Although Ingram hasn't played a down this season, his teammates say he remains a vital part of the team. Ingram commands enough respect that he was named a team captain even after suffering his season-ending injury.

Florida running back/punt returner Brandon James refers to Ingram as his big brother and credits him for helping the team overcome its early season loss to Ole Miss.

"With the early loss, everyone just had their heads down," James said. "He was kind of the guy who kept us in line."

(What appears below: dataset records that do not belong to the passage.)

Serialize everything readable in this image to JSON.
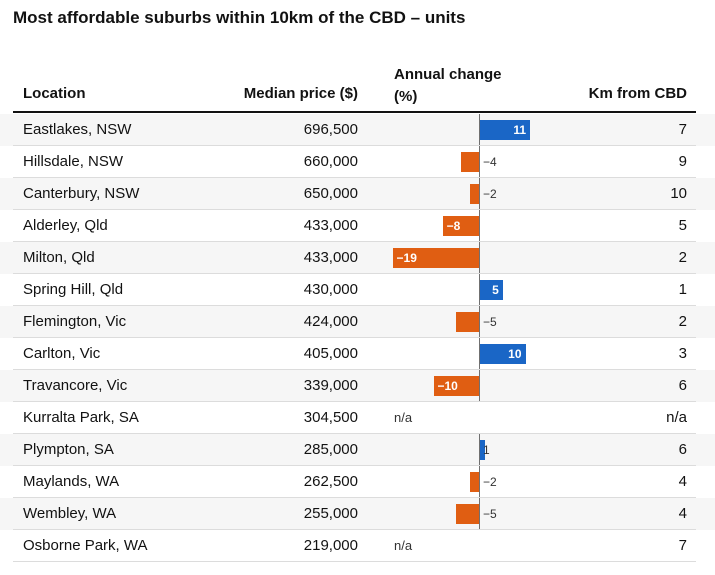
{
  "title": "Most affordable suburbs within 10km of the CBD – units",
  "headers": {
    "location": "Location",
    "median_price": "Median price ($)",
    "annual_change_line1": "Annual change",
    "annual_change_line2": "(%)",
    "km_from_cbd": "Km from CBD"
  },
  "colors": {
    "positive": "#1a66c6",
    "negative": "#e05e12"
  },
  "chart_data": {
    "type": "table",
    "title": "Most affordable suburbs within 10km of the CBD – units",
    "columns": [
      "Location",
      "Median price ($)",
      "Annual change (%)",
      "Km from CBD"
    ],
    "bar_column": "Annual change (%)",
    "bar_range": [
      -19,
      11
    ],
    "rows": [
      {
        "location": "Eastlakes, NSW",
        "price": "696,500",
        "change": 11,
        "change_label": "11",
        "km": "7"
      },
      {
        "location": "Hillsdale, NSW",
        "price": "660,000",
        "change": -4,
        "change_label": "−4",
        "km": "9"
      },
      {
        "location": "Canterbury, NSW",
        "price": "650,000",
        "change": -2,
        "change_label": "−2",
        "km": "10"
      },
      {
        "location": "Alderley, Qld",
        "price": "433,000",
        "change": -8,
        "change_label": "−8",
        "km": "5"
      },
      {
        "location": "Milton, Qld",
        "price": "433,000",
        "change": -19,
        "change_label": "−19",
        "km": "2"
      },
      {
        "location": "Spring Hill, Qld",
        "price": "430,000",
        "change": 5,
        "change_label": "5",
        "km": "1"
      },
      {
        "location": "Flemington, Vic",
        "price": "424,000",
        "change": -5,
        "change_label": "−5",
        "km": "2"
      },
      {
        "location": "Carlton, Vic",
        "price": "405,000",
        "change": 10,
        "change_label": "10",
        "km": "3"
      },
      {
        "location": "Travancore, Vic",
        "price": "339,000",
        "change": -10,
        "change_label": "−10",
        "km": "6"
      },
      {
        "location": "Kurralta Park, SA",
        "price": "304,500",
        "change": null,
        "change_label": "n/a",
        "km": "n/a"
      },
      {
        "location": "Plympton, SA",
        "price": "285,000",
        "change": 1,
        "change_label": "1",
        "km": "6"
      },
      {
        "location": "Maylands, WA",
        "price": "262,500",
        "change": -2,
        "change_label": "−2",
        "km": "4"
      },
      {
        "location": "Wembley, WA",
        "price": "255,000",
        "change": -5,
        "change_label": "−5",
        "km": "4"
      },
      {
        "location": "Osborne Park, WA",
        "price": "219,000",
        "change": null,
        "change_label": "n/a",
        "km": "7"
      }
    ]
  }
}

Ingram wasn't initially comfortable in his new role as a non-playing contributor. Whenever he watched a game from the sidelines, he felt the temptation to get back in the huddle.

"The first game, I didn't even know what to do. I stayed out there the first half and got a little frustrated, so I went into the locker room and watched the second half inside," he said. "It was really tough."

Ingram eventually got used to it. He stayed with the team as much as possible by attending meetings and workouts. He also has rehabilitated his knee and watched it strengthen to the point that Florida coach Urban Meyer had to dismiss speculation that Ingram might play in the championship game.

Meyer said he couldn't risk Ingram getting hurt again just four months after undergoing knee surgery, though Ingram has indicated he will dress for the game.

"I'm at least close to 90-95 percent right now," Ingram said. "If I had maybe a week or two more where I could really practice with the team and go through the contact process that's the main thing I haven't done. I've been running routes at full speed, making cuts, doing drills and things like that. I feel really good. It's just the contact part."

Ingram said he has received an invitation to the East-West Shrine Game, but he hasn't decided whether to play in the Jan. 17 all-star game in Houston. He may instead just prepare for the Combine, which will go a long way toward determining whether Ingram can climb out of the draft's later rounds.

Ingram looks forward to showing NFL scouts that his health isn't an issue.

"If I do everything the right way, just live right and try to work out and take care of everything I have to take care of, I'm pretty sure God will bless me and everything will work out," Ingram said.